Мы вышли из корпуса. На стадионе из-за бурьянов виднелась широкая голова семиклассника Реброва. Он шел гусиным шагом. За ним, согнувшись и падая, двигался Эдуард Емец. За детьми, жалобно скуля, словно разделяя детскую беду, ползла, волоча свое брюхо по земле, старая Эльба.
- Марш с поля! - приказал я.
- Чего ты, Владимир Петрович, пусть детвора физкультурой занимается - меньше дури в голове будет, - это Шаров подошел.
- Они не физкультурой занимаются, - мрачно ответил я, - они наказаны.
- Не может быть! А ну. Злыдень, гукны Смолу! Черт знает что! - Последние слова Шаров сказал с тайной улыбкой, и я понял, что Шаров отлично знал, какой метод стал применять Смола.
Я заметил в последнее время, что Шаров стал избегать общения со мной, зато часто приглашал в гости Смолу, Дятла, Волкова, Майбутнева и других воспитателей.
Приметил я и другое: что, каждому из них что-то было пообещано - одному дрова, другому отпуск в счет несуществующих отгулов, третьему шифер из казенных фондов, с четвертого не удержали за пропажу двух прикроватных ковриков - распорядился Шаров, и списали коврики.
За эти дары и поблажки требовалась отдача. В частности, выступить против меня: "Хватит демократии! Надоело!" На одном из совещаний мои прелестные коллеги - и Дятел, и Смола, и Рябов, и даже Волков - заявили, что детям дано слишком много прав, что пора с этим кончать, что и с воспитателей нет никакого должного спроса. Я слушал и думал: сидит, должно быть, в каждом какая-то родовая, идущая из пещер ненависть к равенству, доброте, любви. Дай всех этих благ в избытке - завизжит дикарь в человеке, заорет во всю мочь: "Не могу без свинства! Как это - всю жизнь прожил в неволе, в унижениях, всю жизнь носом по столу водили, а тут вдруг с задранной вверх башкой хожу. Не дело. Срочно прошу снова меня да и всех мордой по столу. Туда-сюда. Вот так! Теперь, слава богу, все на месте".

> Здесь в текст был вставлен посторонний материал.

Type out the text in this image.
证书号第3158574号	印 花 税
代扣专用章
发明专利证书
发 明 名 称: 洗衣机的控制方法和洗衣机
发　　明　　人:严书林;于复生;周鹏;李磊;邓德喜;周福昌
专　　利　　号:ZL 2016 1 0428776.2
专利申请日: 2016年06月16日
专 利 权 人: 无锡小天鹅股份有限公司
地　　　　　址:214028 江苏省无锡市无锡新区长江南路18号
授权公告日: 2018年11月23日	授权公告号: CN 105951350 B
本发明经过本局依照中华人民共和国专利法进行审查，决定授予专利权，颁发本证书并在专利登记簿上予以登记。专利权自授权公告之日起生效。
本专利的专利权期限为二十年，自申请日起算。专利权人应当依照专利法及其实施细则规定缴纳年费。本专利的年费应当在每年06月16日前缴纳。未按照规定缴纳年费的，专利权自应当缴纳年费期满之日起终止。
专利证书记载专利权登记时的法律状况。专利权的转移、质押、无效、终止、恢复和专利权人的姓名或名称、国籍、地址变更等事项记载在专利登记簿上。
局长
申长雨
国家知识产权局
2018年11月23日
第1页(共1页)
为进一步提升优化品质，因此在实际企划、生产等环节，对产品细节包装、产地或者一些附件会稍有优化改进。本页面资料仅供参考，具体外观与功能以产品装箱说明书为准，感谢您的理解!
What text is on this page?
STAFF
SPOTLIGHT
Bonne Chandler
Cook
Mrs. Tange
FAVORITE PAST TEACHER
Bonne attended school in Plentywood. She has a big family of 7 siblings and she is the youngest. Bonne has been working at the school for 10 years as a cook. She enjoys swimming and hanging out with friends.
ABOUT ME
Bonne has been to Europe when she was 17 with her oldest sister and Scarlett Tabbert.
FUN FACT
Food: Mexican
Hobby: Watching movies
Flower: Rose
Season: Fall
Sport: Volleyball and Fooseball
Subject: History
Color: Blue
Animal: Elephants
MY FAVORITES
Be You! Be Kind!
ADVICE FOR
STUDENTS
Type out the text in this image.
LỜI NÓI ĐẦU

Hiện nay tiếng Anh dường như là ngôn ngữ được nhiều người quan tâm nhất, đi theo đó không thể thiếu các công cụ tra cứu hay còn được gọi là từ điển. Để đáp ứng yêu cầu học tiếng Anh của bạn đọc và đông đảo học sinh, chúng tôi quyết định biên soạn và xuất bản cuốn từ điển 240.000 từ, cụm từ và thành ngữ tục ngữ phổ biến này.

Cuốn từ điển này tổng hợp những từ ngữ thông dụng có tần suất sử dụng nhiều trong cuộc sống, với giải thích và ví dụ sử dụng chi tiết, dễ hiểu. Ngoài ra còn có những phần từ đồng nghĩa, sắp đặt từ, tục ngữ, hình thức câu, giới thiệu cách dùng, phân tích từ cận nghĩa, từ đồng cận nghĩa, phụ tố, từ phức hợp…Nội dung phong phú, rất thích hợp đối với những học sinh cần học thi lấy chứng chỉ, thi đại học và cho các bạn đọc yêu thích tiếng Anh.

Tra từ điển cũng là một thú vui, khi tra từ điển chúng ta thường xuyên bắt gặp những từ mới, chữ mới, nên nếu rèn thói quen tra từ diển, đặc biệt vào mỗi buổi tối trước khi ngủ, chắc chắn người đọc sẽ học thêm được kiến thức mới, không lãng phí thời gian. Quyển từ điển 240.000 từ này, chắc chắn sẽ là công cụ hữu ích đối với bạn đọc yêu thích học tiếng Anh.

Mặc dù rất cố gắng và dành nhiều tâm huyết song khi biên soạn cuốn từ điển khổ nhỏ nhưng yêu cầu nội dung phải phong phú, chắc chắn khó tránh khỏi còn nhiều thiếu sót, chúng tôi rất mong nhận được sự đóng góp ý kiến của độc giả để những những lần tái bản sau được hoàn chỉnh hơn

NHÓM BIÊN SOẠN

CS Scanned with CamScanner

Так вот снова взыгралась темная сторона интернатских педагогических душ, когда все согласились с Шаровым: "Пора зажать всех! Пораспускались! Хватит!" Собственно, не согласились, а сдались Шарову, идя навстречу его агрессивной воле. Собственно, что происходило? Шаров в общем-то доволен был тем, как шла жизнь в интернате. Но его прежний опыт настаивал: никак нельзя терять бдительности. Непременно периодически давать парла! Всем! Тогда и порядок будет! Я метался сукиным сыном по территории, то к одному, то к другому подбегал:
- Нельзя ломать то, что достигнуто дорогой ценой. Ценности духовные нельзя уничтожать, милые.
Но меня никто не слушал, и самое грустное началось. Массовые разбирательства, персональные дела школьников, обыски, допросы. Однажды я вбежал в четвертый класс. На столе стояли шестеро с бирками на шее, на которых было написано: "За воровство", "За опоздание", "За ложь". Я выбежал из четвертого класса и направился в кабинет директора. В руках у меня было заявление: "В связи с тем, что я не разделяю оскорбительных методов воспитания, прошу освободить меня от исполнения…" Шаров задумался, - Школу поджидает крах. Рано или поздно репрессивные методы обернутся полным провалом. Я в этом участвовать не хочу.
Шаров меня успокаивал. Конфликту в этот день не суждено было получиться. Прибежала Петровна и в перепуге доложила:
- Шисть хлопцев сбигли. Ось записку оставили.
Шаров помрачнел. В записке излагались жалобы и обиды.
- Нет, не добились мы уважения у детей, - заключил Шаров. - Слишком много тыркаем…
- Что же делать? - в растерянности спросил Смола.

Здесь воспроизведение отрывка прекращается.